D.BdP : En Touraine, les accouchements se font en majorité en maternité. Les accouchements à domicile sont diabolisés, ce qui n’est pas forcément le cas dans d’autres pays européens comme les pays du Nord. Les accouchements à risque peuvent être sélectionnés s’il y a une bonne corrélation entre le secteur libéral et l’établissement accoucheur. Un accouchement ne s’improvise pas, il y a 9 mois pour le prévoir.

Quelles sont les relations entretenues entre médecins et sages-femmes libérales ?
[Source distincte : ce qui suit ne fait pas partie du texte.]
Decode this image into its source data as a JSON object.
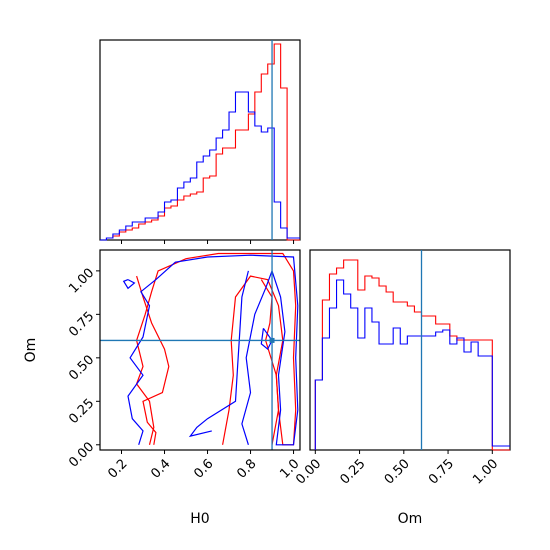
{
  "chart_data": {
    "type": "corner",
    "parameters": [
      "H0",
      "Om"
    ],
    "truths": {
      "H0": 0.9,
      "Om": 0.6
    },
    "colors": {
      "series_a": "#ff0000",
      "series_b": "#0000ff",
      "truth": "#1f77b4"
    },
    "panels": [
      {
        "id": "h0-histogram",
        "type": "histogram",
        "xlim": [
          0.1,
          1.03
        ],
        "ylim": [
          0,
          1.0
        ],
        "x_ticks": [
          0.2,
          0.4,
          0.6,
          0.8,
          1.0
        ],
        "bins": [
          0.1,
          0.13,
          0.16,
          0.19,
          0.22,
          0.25,
          0.28,
          0.31,
          0.34,
          0.37,
          0.4,
          0.43,
          0.46,
          0.49,
          0.52,
          0.55,
          0.58,
          0.61,
          0.64,
          0.67,
          0.7,
          0.73,
          0.76,
          0.79,
          0.82,
          0.85,
          0.88,
          0.91,
          0.94,
          0.97,
          1.0,
          1.03
        ],
        "series": [
          {
            "color": "red",
            "values": [
              0.0,
              0.01,
              0.02,
              0.04,
              0.05,
              0.06,
              0.08,
              0.09,
              0.1,
              0.12,
              0.16,
              0.17,
              0.2,
              0.22,
              0.23,
              0.24,
              0.31,
              0.32,
              0.43,
              0.46,
              0.46,
              0.55,
              0.55,
              0.63,
              0.74,
              0.83,
              0.88,
              0.98,
              0.76,
              0.0,
              0.0
            ]
          },
          {
            "color": "blue",
            "values": [
              0.0,
              0.01,
              0.03,
              0.05,
              0.07,
              0.09,
              0.09,
              0.11,
              0.11,
              0.14,
              0.19,
              0.2,
              0.26,
              0.29,
              0.31,
              0.39,
              0.42,
              0.45,
              0.51,
              0.55,
              0.64,
              0.74,
              0.74,
              0.64,
              0.57,
              0.54,
              0.56,
              0.19,
              0.06,
              0.01,
              0.01
            ]
          }
        ]
      },
      {
        "id": "om-histogram",
        "type": "histogram",
        "xlim": [
          -0.03,
          1.1
        ],
        "ylim": [
          0,
          1.0
        ],
        "x_ticks": [
          0.0,
          0.25,
          0.5,
          0.75,
          1.0
        ],
        "x_tick_labels": [
          "0.00",
          "0.25",
          "0.50",
          "0.75",
          "1.00"
        ],
        "xlabel": "Om",
        "bins": [
          0.0,
          0.04,
          0.08,
          0.12,
          0.16,
          0.2,
          0.24,
          0.28,
          0.32,
          0.36,
          0.4,
          0.44,
          0.48,
          0.52,
          0.56,
          0.6,
          0.64,
          0.68,
          0.72,
          0.76,
          0.8,
          0.84,
          0.88,
          0.92,
          0.96,
          1.0,
          1.04,
          1.1
        ],
        "series": [
          {
            "color": "red",
            "values": [
              0.35,
              0.75,
              0.88,
              0.91,
              0.95,
              0.95,
              0.8,
              0.87,
              0.86,
              0.82,
              0.79,
              0.74,
              0.74,
              0.72,
              0.69,
              0.67,
              0.67,
              0.63,
              0.63,
              0.57,
              0.55,
              0.55,
              0.55,
              0.55,
              0.55,
              0.0,
              0.0
            ]
          },
          {
            "color": "blue",
            "values": [
              0.35,
              0.56,
              0.71,
              0.85,
              0.78,
              0.71,
              0.56,
              0.71,
              0.64,
              0.53,
              0.53,
              0.61,
              0.53,
              0.57,
              0.57,
              0.57,
              0.57,
              0.59,
              0.6,
              0.53,
              0.56,
              0.49,
              0.54,
              0.47,
              0.47,
              0.02,
              0.02
            ]
          }
        ]
      },
      {
        "id": "h0-om-contour",
        "type": "contour",
        "xlim": [
          0.1,
          1.03
        ],
        "ylim": [
          -0.03,
          1.12
        ],
        "x_ticks": [
          0.2,
          0.4,
          0.6,
          0.8,
          1.0
        ],
        "x_tick_labels": [
          "0.2",
          "0.4",
          "0.6",
          "0.8",
          "1.0"
        ],
        "y_ticks": [
          0.0,
          0.25,
          0.5,
          0.75,
          1.0
        ],
        "y_tick_labels": [
          "0.00",
          "0.25",
          "0.50",
          "0.75",
          "1.00"
        ],
        "xlabel": "H0",
        "ylabel": "Om",
        "series": [
          {
            "color": "red",
            "level": "outer",
            "points": [
              [
                0.33,
                0.0
              ],
              [
                0.35,
                0.1
              ],
              [
                0.33,
                0.25
              ],
              [
                0.27,
                0.35
              ],
              [
                0.3,
                0.45
              ],
              [
                0.27,
                0.6
              ],
              [
                0.31,
                0.75
              ],
              [
                0.34,
                0.88
              ],
              [
                0.37,
                1.0
              ],
              [
                0.5,
                1.07
              ],
              [
                0.65,
                1.1
              ],
              [
                0.8,
                1.1
              ],
              [
                0.95,
                1.1
              ],
              [
                1.0,
                1.0
              ],
              [
                1.01,
                0.8
              ],
              [
                1.0,
                0.5
              ],
              [
                1.01,
                0.2
              ],
              [
                1.0,
                0.0
              ],
              [
                0.95,
                0.0
              ],
              [
                0.93,
                0.2
              ],
              [
                0.92,
                0.4
              ],
              [
                0.95,
                0.6
              ],
              [
                0.93,
                0.8
              ],
              [
                0.88,
                0.95
              ],
              [
                0.8,
                0.97
              ],
              [
                0.73,
                0.85
              ],
              [
                0.71,
                0.6
              ],
              [
                0.72,
                0.4
              ],
              [
                0.7,
                0.2
              ],
              [
                0.67,
                0.0
              ]
            ]
          },
          {
            "color": "red",
            "level": "inner",
            "points": [
              [
                0.27,
                0.97
              ],
              [
                0.3,
                0.85
              ],
              [
                0.34,
                0.7
              ],
              [
                0.4,
                0.55
              ],
              [
                0.42,
                0.45
              ],
              [
                0.39,
                0.3
              ],
              [
                0.3,
                0.25
              ],
              [
                0.32,
                0.13
              ],
              [
                0.36,
                0.07
              ],
              [
                0.35,
                0.0
              ]
            ]
          },
          {
            "color": "red",
            "level": "inner",
            "points": [
              [
                0.85,
                0.95
              ],
              [
                0.9,
                0.85
              ],
              [
                0.89,
                0.7
              ],
              [
                0.87,
                0.6
              ],
              [
                0.92,
                0.4
              ],
              [
                0.93,
                0.2
              ],
              [
                0.9,
                0.0
              ]
            ]
          },
          {
            "color": "blue",
            "level": "outer",
            "points": [
              [
                0.28,
                0.0
              ],
              [
                0.3,
                0.08
              ],
              [
                0.25,
                0.15
              ],
              [
                0.23,
                0.28
              ],
              [
                0.3,
                0.4
              ],
              [
                0.24,
                0.5
              ],
              [
                0.3,
                0.62
              ],
              [
                0.33,
                0.8
              ],
              [
                0.29,
                0.88
              ],
              [
                0.36,
                0.95
              ],
              [
                0.45,
                1.05
              ],
              [
                0.6,
                1.08
              ],
              [
                0.8,
                1.09
              ],
              [
                1.0,
                1.08
              ],
              [
                1.02,
                0.8
              ],
              [
                1.01,
                0.5
              ],
              [
                1.02,
                0.2
              ],
              [
                1.0,
                0.0
              ],
              [
                0.92,
                0.0
              ],
              [
                0.94,
                0.2
              ],
              [
                0.93,
                0.4
              ],
              [
                0.96,
                0.65
              ],
              [
                0.94,
                0.85
              ],
              [
                0.9,
                1.0
              ],
              [
                0.87,
                0.9
              ],
              [
                0.82,
                0.75
              ],
              [
                0.78,
                0.5
              ],
              [
                0.8,
                0.3
              ],
              [
                0.76,
                0.12
              ],
              [
                0.79,
                0.0
              ]
            ]
          },
          {
            "color": "blue",
            "level": "inner",
            "points": [
              [
                0.79,
                1.0
              ],
              [
                0.76,
                0.85
              ],
              [
                0.75,
                0.65
              ],
              [
                0.74,
                0.45
              ],
              [
                0.73,
                0.25
              ],
              [
                0.6,
                0.15
              ],
              [
                0.55,
                0.1
              ],
              [
                0.52,
                0.05
              ],
              [
                0.62,
                0.08
              ]
            ]
          },
          {
            "color": "blue",
            "level": "inner",
            "points": [
              [
                0.23,
                0.95
              ],
              [
                0.26,
                0.93
              ],
              [
                0.23,
                0.9
              ],
              [
                0.21,
                0.94
              ],
              [
                0.23,
                0.95
              ]
            ]
          },
          {
            "color": "blue",
            "level": "inner",
            "points": [
              [
                0.86,
                0.67
              ],
              [
                0.9,
                0.6
              ],
              [
                0.88,
                0.55
              ],
              [
                0.85,
                0.58
              ],
              [
                0.86,
                0.67
              ]
            ]
          }
        ]
      }
    ]
  }
}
D.BdP : Nous sommes dans deux mondes différents, bien que complémentaires. Les médecins sont formés pour rétablir ce qui ne va pas, les sages-femmes sont formées pour accompagner ce qui va bien. Ce n’est pas la même dynamique. Ainsi, on multiplie les examens sous prétexte de rassurer sauf que l’on se trompe. Dès qu’une femme apprend qu’elle est enceinte, elle doit aller à l’hôpital pour vérifier qu’il n’y a pas de risques, faire une prise de sang, etc. C’est très stressant. N’étant pas informées, beaucoup de femmes se précipitent chez l’échographe avant même de voir une sage-femme, ce qui n’est pas une démarche logique. Il faut laisser du temps aux femmes pour se réjouir de leur grossesse.

Quelles sont les revendications auxquelles vous prenez part ?

D.BdP : Lors des allocutions du président, nous n’avons pas été citées une seule fois. Il faut que notre métier soit reconnu pour ce qu’il est : un travail médical qui demande un investissement énorme. Il faut une revalorisation de notre statut mais aussi de nos revenus. À l’hôpital, les sages-femmes s’organisent pour se défendre. Ce n’est pas pareil dans le secteur libéral. Par exemple, les cotations de nos consultations sont fixées par la sécurité sociale et ne suivent pas le coût de la vie.

Vous rencontrez des difficultés particulières ?

D.BdP : Je suis une féministe modérée mais il y a un problème lié à la condition féminine dans notre métier. Nous sommes des femmes, on s’occupe de femmes et au bout de 40 ans de carrière je vois qu’il y a un réel manque de considération aussi bien envers notre métier que les femmes enceintes. Trois professions sont reconnues comme médicales : les médecins, les dentistes et les sages-femmes. La plupart des gens ne savent pas que nous sommes considérés comme des médecins. À compétences limitées, certes, mais médecin tout de même.